It's taken so long partly because the board exercised its legal right to have administrative law judges untangle the complex case. Scores of farm workers complained of growing sick after having to work in fields recently sprayed with pesticides. Some female workers in North Carolina (and in Florida) say they delivered deformed infants as a result.

The judges recommended that the bulk of the charges be dropped, no doubt in part because state lawyers called none of the affected workers to testify. That testimony needs to be part of the upcoming hearings, set for July.

The judges also recommended dropping the charges because Ag-Mart successfully argued that records it was required to keep, detailing what fields were sprayed and where workers were in relation to the spray, were unreliable. That's shoddy but not illegal, because the record-keeping rules are flawed. It's something the state needs to fix, if farm workers and their family members are to be safeguarded. Vague, unenforceable rules can be worse than no rules at all.

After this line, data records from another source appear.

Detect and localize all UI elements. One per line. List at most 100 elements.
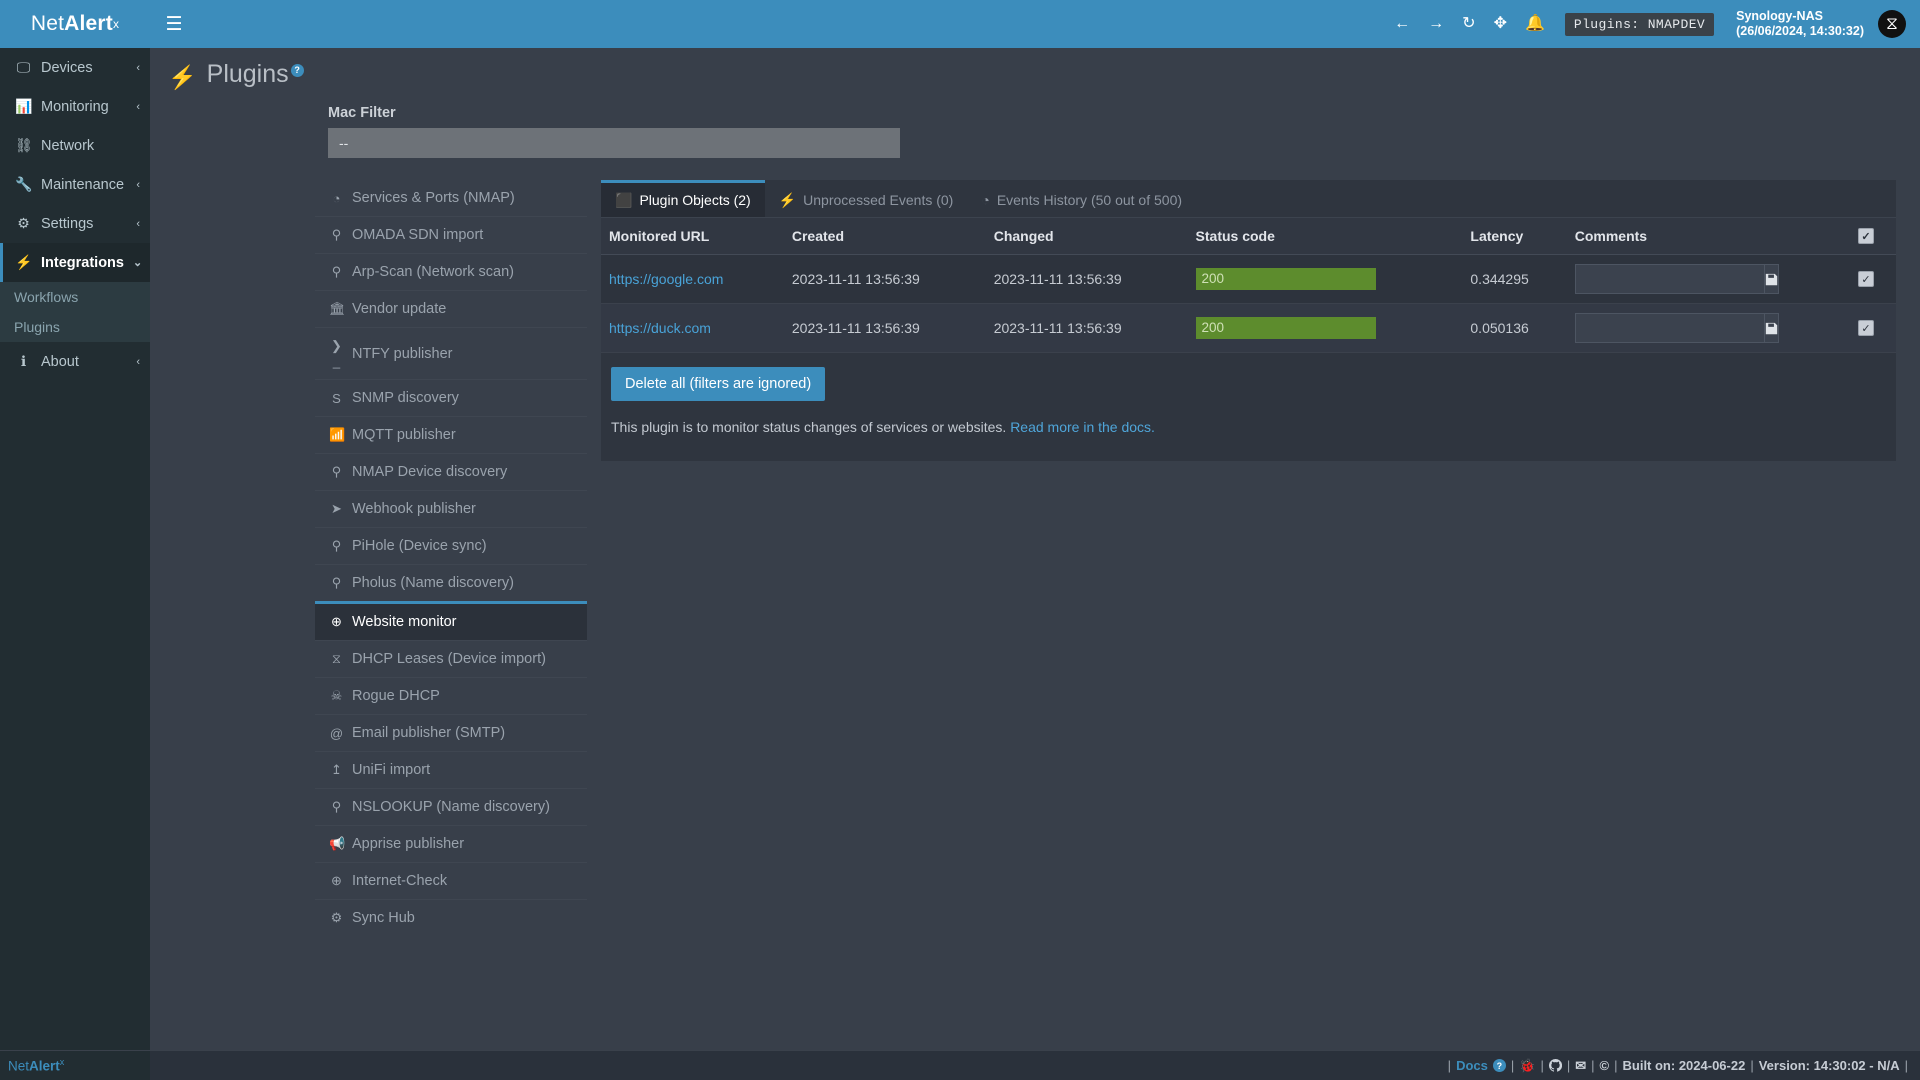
plugin-item-label: Vendor update	[352, 301, 447, 317]
plugin-item-omada-sdn[interactable]: ⚲ OMADA SDN import	[315, 216, 587, 253]
plugin-item-services-ports[interactable]: ◔ Services & Ports (NMAP)	[315, 180, 587, 216]
plugin-item-arp-scan[interactable]: ⚲ Arp-Scan (Network scan)	[315, 253, 587, 290]
plugin-item-dhcp-leases[interactable]: ⧖ DHCP Leases (Device import)	[315, 640, 587, 677]
sidebar-sublink-plugins[interactable]: Plugins	[14, 319, 60, 335]
page-header: ⚡ Plugins?	[150, 48, 1920, 89]
plugin-item-website-monitor[interactable]: ⊕ Website monitor	[315, 601, 587, 640]
comment-input[interactable]	[1574, 264, 1764, 294]
plugin-item-rogue-dhcp[interactable]: ☠ Rogue DHCP	[315, 677, 587, 714]
docs-link[interactable]: Read more in the docs.	[1010, 419, 1155, 435]
sidebar-sublink-workflows[interactable]: Workflows	[14, 289, 79, 305]
plugin-item-label: Sync Hub	[352, 910, 415, 926]
plugin-item-pihole-device-sync[interactable]: ⚲ PiHole (Device sync)	[315, 527, 587, 564]
sidebar-link-devices[interactable]: 🖵 Devices ‹	[0, 48, 150, 87]
plugin-item-label: NSLOOKUP (Name discovery)	[352, 799, 550, 815]
help-icon[interactable]: ?	[290, 63, 304, 77]
forward-arrow-icon[interactable]: →	[1428, 15, 1445, 32]
plugin-item-snmp-discovery[interactable]: S SNMP discovery	[315, 379, 587, 416]
plugin-item-mqtt-publisher[interactable]: 📶 MQTT publisher	[315, 416, 587, 453]
sidebar-item-label: About	[41, 353, 79, 370]
plugin-item-label: Rogue DHCP	[352, 688, 440, 704]
search-icon: ⚲	[331, 575, 342, 590]
bug-icon[interactable]: 🐞	[1519, 1057, 1536, 1073]
plugin-item-label: NTFY publisher	[352, 345, 453, 362]
avatar[interactable]: ⧖	[1878, 10, 1906, 38]
footer-brand-prefix: Net	[8, 1058, 30, 1074]
select-all-checkbox[interactable]: ✓	[1858, 228, 1874, 244]
menu-toggle-icon[interactable]: ☰	[165, 13, 183, 35]
plugin-item-label: Pholus (Name discovery)	[352, 575, 514, 591]
chevron-left-icon: ‹	[136, 61, 140, 74]
sidebar-item-maintenance: 🔧 Maintenance ‹	[0, 165, 150, 204]
brand-logo[interactable]: Net Alert x	[0, 0, 150, 48]
page-title: Plugins?	[207, 62, 304, 87]
sidebar-link-network[interactable]: ⛓ Network	[0, 126, 150, 165]
column-header-latency[interactable]: Latency	[1462, 218, 1567, 255]
body-area: 🖵 Devices ‹ 📊 Monitoring ‹ ⛓ Network 🔧 M…	[0, 48, 1920, 1050]
copyright-icon[interactable]: ©	[1599, 1058, 1610, 1073]
tab-events-history[interactable]: ◔ Events History (50 out of 500)	[967, 180, 1196, 217]
plugin-item-internet-check[interactable]: ⊕ Internet-Check	[315, 862, 587, 899]
plugin-item-sync-hub[interactable]: ⚙ Sync Hub	[315, 899, 587, 936]
status-code-bar: 200	[1195, 268, 1376, 290]
plugin-item-vendor-update[interactable]: 🏛 Vendor update	[315, 290, 587, 327]
question-mark-icon[interactable]: ?	[1492, 1059, 1506, 1072]
plugin-item-email-publisher[interactable]: @ Email publisher (SMTP)	[315, 714, 587, 751]
status-code-bar: 200	[1195, 317, 1376, 339]
comment-group	[1574, 313, 1779, 343]
monitored-url-link[interactable]: https://google.com	[609, 271, 724, 287]
mac-filter-input[interactable]	[328, 128, 900, 158]
save-icon[interactable]	[1763, 264, 1779, 294]
back-arrow-icon[interactable]: ←	[1394, 15, 1411, 32]
plugin-item-webhook-publisher[interactable]: ➤ Webhook publisher	[315, 490, 587, 527]
tab-unprocessed-events[interactable]: ⚡ Unprocessed Events (0)	[765, 180, 968, 217]
upload-icon: ↥	[331, 762, 342, 777]
bolt-icon: ⚡	[778, 191, 797, 208]
column-header-monitored-url[interactable]: Monitored URL	[601, 218, 784, 255]
column-header-changed[interactable]: Changed	[985, 218, 1188, 255]
footer-docs-link[interactable]: Docs	[1456, 1058, 1488, 1073]
sidebar-item-settings: ⚙ Settings ‹	[0, 204, 150, 243]
comment-input[interactable]	[1574, 313, 1764, 343]
plugin-item-unifi-import[interactable]: ↥ UniFi import	[315, 751, 587, 788]
sidebar-item-integrations: ⚡ Integrations ⌄ Workflows Plugins	[0, 243, 150, 342]
sidebar-link-integrations[interactable]: ⚡ Integrations ⌄	[0, 243, 150, 282]
column-header-status[interactable]: ✓	[1836, 218, 1896, 255]
sidebar-link-settings[interactable]: ⚙ Settings ‹	[0, 204, 150, 243]
monitored-url-link[interactable]: https://duck.com	[609, 320, 711, 336]
column-header-status-code[interactable]: Status code	[1187, 218, 1463, 255]
row-status-checkbox[interactable]: ✓	[1858, 271, 1874, 287]
cell-status: ✓	[1836, 254, 1896, 304]
mail-icon[interactable]: ✉	[1575, 1057, 1587, 1073]
column-header-comments[interactable]: Comments	[1566, 218, 1836, 255]
github-icon[interactable]	[1548, 1059, 1562, 1072]
refresh-icon[interactable]: ↻	[1462, 15, 1476, 32]
plugin-item-pholus-name-discovery[interactable]: ⚲ Pholus (Name discovery)	[315, 564, 587, 601]
move-icon[interactable]: ✥	[1493, 15, 1507, 32]
cell-monitored-url: https://duck.com	[601, 303, 784, 353]
sidebar-item-monitoring: 📊 Monitoring ‹	[0, 87, 150, 126]
chevron-down-icon: ⌄	[132, 257, 143, 269]
table-row: https://google.com 2023-11-11 13:56:39 2…	[601, 254, 1896, 304]
sidebar-link-monitoring[interactable]: 📊 Monitoring ‹	[0, 87, 150, 126]
tab-plugin-objects[interactable]: ⬛ Plugin Objects (2)	[601, 180, 765, 217]
bell-icon[interactable]: 🔔	[1524, 15, 1545, 32]
sidebar-link-about[interactable]: ℹ About ‹	[0, 342, 150, 381]
footer-separator: |	[1614, 1058, 1618, 1073]
footer-brand[interactable]: NetAlertx	[0, 1057, 64, 1074]
sidebar-subitem-plugins: Plugins	[0, 312, 150, 342]
sidebar-nav: 🖵 Devices ‹ 📊 Monitoring ‹ ⛓ Network 🔧 M…	[0, 48, 150, 381]
laptop-icon: 🖵	[16, 59, 31, 75]
plugin-item-apprise-publisher[interactable]: 📢 Apprise publisher	[315, 825, 587, 862]
plugin-item-nslookup[interactable]: ⚲ NSLOOKUP (Name discovery)	[315, 788, 587, 825]
delete-all-button[interactable]: Delete all (filters are ignored)	[611, 367, 826, 401]
hourglass-icon: ⧖	[331, 651, 342, 666]
column-header-created[interactable]: Created	[783, 218, 986, 255]
plugin-item-ntfy-publisher[interactable]: ❯_ NTFY publisher	[315, 327, 587, 379]
floppy-disk-glyph	[1765, 273, 1777, 285]
save-icon[interactable]	[1763, 313, 1779, 343]
row-status-checkbox[interactable]: ✓	[1858, 320, 1874, 336]
brand-sup: x	[112, 17, 120, 31]
plugin-item-nmap-device-discovery[interactable]: ⚲ NMAP Device discovery	[315, 453, 587, 490]
sidebar-link-maintenance[interactable]: 🔧 Maintenance ‹	[0, 165, 150, 204]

Rehearing the 202 charges is a correct step by the board from a public responsibility perspective. The case of a powerful company potentially poisoning migrant workers -- among the most powerless people in this society -- shouldn't go quietly away. And people still may be being hurt. By reopening the case, the board sends the signal that it intends to pursue complaints to a reasonable conclusion.

Regardless of the outcome, the board should to use this episode to urge the legislature to refine the rules on recordkeeping when pesticides are used, so that regulators can trace with certainty when a worker toils amid chemical hazards that no one should have to face.